Glycemic Index Diet is the one you should go for when you are looking to reduce weight. You may not be able to find a diet method which equally matches the benefits of this diet. The diet is easy to follow and simple. You need to count calories whenever you eat on this diet. All you need to know is the right kinds of foods to opt for according to glycemic index.

Basics of Glycemic Index

Glycemic Index is also known as GI. It is the standard measure of blood sugar level in the human body generated due to breakdown of carbohydrates. Foods are rated on the GI scale of 1 to 100. Higher ranked GI foods are not favorable for human body. The lower GI, the better it is.

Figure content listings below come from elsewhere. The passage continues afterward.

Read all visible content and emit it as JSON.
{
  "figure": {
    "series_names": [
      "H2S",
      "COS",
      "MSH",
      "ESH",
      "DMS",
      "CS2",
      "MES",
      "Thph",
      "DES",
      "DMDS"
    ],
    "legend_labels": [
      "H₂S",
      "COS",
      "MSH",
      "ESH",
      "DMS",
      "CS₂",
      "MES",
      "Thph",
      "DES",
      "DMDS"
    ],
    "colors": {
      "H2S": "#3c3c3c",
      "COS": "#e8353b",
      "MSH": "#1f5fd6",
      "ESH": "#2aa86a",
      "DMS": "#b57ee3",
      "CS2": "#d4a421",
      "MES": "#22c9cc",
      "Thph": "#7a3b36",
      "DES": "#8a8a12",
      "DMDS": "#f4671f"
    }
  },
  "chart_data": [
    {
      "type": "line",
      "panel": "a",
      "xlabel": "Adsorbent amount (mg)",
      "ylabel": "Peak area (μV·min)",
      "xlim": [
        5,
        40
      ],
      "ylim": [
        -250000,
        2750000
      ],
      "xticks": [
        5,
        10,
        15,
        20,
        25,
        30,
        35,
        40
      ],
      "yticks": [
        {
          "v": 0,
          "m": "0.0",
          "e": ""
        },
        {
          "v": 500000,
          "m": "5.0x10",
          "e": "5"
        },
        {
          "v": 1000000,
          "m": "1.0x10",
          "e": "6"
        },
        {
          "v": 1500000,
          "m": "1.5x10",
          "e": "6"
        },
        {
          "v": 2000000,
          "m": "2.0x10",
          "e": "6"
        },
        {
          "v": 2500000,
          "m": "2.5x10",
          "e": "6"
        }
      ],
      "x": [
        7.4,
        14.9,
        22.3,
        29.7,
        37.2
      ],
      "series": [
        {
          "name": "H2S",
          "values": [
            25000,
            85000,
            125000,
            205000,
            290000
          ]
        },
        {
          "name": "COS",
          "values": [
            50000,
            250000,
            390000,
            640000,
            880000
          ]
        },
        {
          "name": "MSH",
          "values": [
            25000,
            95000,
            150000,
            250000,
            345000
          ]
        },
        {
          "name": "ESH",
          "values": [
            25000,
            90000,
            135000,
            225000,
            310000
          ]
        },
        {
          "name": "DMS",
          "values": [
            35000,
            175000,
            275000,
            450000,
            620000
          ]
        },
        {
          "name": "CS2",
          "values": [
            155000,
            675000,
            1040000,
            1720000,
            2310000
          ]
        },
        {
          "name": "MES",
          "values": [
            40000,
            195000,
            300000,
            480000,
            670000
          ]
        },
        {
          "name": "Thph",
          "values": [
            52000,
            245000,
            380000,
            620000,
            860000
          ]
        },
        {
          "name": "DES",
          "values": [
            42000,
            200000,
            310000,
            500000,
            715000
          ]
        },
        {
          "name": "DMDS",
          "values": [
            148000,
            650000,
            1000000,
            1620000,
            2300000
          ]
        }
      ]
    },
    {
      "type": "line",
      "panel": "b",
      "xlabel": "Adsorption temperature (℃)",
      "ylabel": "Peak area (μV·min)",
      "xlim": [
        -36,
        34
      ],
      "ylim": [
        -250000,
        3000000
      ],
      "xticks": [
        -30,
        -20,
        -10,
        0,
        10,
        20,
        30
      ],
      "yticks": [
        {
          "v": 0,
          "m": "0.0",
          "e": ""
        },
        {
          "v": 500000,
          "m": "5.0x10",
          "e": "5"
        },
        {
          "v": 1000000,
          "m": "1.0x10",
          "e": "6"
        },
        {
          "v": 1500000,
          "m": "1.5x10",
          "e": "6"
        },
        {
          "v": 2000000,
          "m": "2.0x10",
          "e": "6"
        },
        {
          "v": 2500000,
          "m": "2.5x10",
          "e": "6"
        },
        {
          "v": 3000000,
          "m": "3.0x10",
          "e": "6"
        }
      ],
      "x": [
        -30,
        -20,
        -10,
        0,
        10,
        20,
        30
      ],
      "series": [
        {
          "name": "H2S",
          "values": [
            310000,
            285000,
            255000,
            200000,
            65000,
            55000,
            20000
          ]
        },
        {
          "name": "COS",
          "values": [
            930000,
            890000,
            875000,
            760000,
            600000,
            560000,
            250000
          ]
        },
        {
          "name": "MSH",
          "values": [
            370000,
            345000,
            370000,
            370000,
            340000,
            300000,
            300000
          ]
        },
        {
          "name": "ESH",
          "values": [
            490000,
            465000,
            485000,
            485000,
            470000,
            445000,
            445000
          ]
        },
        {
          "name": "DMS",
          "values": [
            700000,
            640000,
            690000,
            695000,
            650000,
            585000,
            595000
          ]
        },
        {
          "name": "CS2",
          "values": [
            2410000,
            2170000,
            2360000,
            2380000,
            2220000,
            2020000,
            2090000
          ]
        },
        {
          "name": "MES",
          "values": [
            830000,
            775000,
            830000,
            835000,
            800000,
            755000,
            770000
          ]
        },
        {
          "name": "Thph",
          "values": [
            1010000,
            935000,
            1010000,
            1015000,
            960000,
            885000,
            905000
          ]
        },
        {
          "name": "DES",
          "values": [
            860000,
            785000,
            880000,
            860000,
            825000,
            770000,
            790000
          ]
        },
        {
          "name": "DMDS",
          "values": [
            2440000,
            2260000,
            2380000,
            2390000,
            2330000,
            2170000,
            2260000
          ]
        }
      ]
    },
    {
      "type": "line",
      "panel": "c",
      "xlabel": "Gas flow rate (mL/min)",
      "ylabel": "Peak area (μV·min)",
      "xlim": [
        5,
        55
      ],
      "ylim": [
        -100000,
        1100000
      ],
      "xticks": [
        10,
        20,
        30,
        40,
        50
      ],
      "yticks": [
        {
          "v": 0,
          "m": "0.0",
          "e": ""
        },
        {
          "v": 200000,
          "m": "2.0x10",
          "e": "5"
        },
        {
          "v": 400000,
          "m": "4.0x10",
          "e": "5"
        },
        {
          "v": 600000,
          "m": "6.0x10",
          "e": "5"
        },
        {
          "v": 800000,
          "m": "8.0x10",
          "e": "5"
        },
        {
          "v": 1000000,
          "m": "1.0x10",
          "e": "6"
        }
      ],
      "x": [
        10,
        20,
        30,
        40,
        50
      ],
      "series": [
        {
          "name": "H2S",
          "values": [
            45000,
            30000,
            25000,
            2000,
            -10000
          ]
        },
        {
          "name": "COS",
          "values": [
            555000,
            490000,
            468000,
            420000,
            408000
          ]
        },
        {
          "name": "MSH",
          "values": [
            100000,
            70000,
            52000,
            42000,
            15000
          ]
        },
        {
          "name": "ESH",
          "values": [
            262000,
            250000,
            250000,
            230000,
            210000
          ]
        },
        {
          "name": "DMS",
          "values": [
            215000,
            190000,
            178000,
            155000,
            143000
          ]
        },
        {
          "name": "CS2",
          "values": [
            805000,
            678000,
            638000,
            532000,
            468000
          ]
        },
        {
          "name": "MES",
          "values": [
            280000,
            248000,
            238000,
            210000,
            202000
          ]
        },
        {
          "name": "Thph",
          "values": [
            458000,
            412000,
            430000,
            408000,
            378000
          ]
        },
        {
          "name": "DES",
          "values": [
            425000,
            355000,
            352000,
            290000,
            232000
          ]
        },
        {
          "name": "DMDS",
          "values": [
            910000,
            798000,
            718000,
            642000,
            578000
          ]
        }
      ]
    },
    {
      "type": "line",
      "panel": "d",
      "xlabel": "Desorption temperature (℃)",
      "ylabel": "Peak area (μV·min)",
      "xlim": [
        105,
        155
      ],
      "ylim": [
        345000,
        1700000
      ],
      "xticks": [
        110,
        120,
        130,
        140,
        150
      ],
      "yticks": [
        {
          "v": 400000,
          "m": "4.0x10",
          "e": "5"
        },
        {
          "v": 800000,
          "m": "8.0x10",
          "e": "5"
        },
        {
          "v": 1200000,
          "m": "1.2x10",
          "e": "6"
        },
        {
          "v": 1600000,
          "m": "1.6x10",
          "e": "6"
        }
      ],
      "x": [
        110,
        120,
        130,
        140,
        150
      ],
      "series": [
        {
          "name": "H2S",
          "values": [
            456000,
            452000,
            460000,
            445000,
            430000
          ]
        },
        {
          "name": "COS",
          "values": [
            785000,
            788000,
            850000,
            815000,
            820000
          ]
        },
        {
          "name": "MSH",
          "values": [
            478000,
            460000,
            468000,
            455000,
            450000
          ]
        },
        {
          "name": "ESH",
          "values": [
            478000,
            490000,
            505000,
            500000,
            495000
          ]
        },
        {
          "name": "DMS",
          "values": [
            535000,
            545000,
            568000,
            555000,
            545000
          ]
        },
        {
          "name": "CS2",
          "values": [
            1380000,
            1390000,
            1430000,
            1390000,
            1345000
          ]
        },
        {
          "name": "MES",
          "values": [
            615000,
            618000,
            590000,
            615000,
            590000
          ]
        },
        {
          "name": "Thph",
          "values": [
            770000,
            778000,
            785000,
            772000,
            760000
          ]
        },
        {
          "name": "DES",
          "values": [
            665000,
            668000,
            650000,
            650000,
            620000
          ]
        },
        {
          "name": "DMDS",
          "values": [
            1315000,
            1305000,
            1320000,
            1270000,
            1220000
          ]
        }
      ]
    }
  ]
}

Lowering dietary GI will enable your body to speed up the weight loss procedure. One of the major benefits of Glycemic Index Diet is that you get to stay away from obesity and diabetes.

Foods to Avoid

High GI foods include white bread, cakes, parsnip, dried fruits, white rice and processed foods. Don’t completely ignore these foods, just ease on them and have them occasionally. High GI foods seem to digest quickly which leads to overeating, mood swings and hunger pangs. Ultimately you gain weight and feel more open to vulnerable diseases.

Foods to Include

All the foods that have Glycemic Index of 70 or lower can be considered to include in this diet. However, you must focus on eating foods that have 55 or lesser GI. You can choose from beans, unprocessed carbohydrates, vegetables, healthy fats and lean protein.

Eating Frequently

Besides eating low GI foods and avoiding high GI foods, you need to make sure that you eat low quantity of meals at least 5 times a day. Every meal should have a gap of 3 to 4 hours. It enables you to maintain appropriate blood sugar levels. It allows you to tackle food cravings by staying near to full all the time.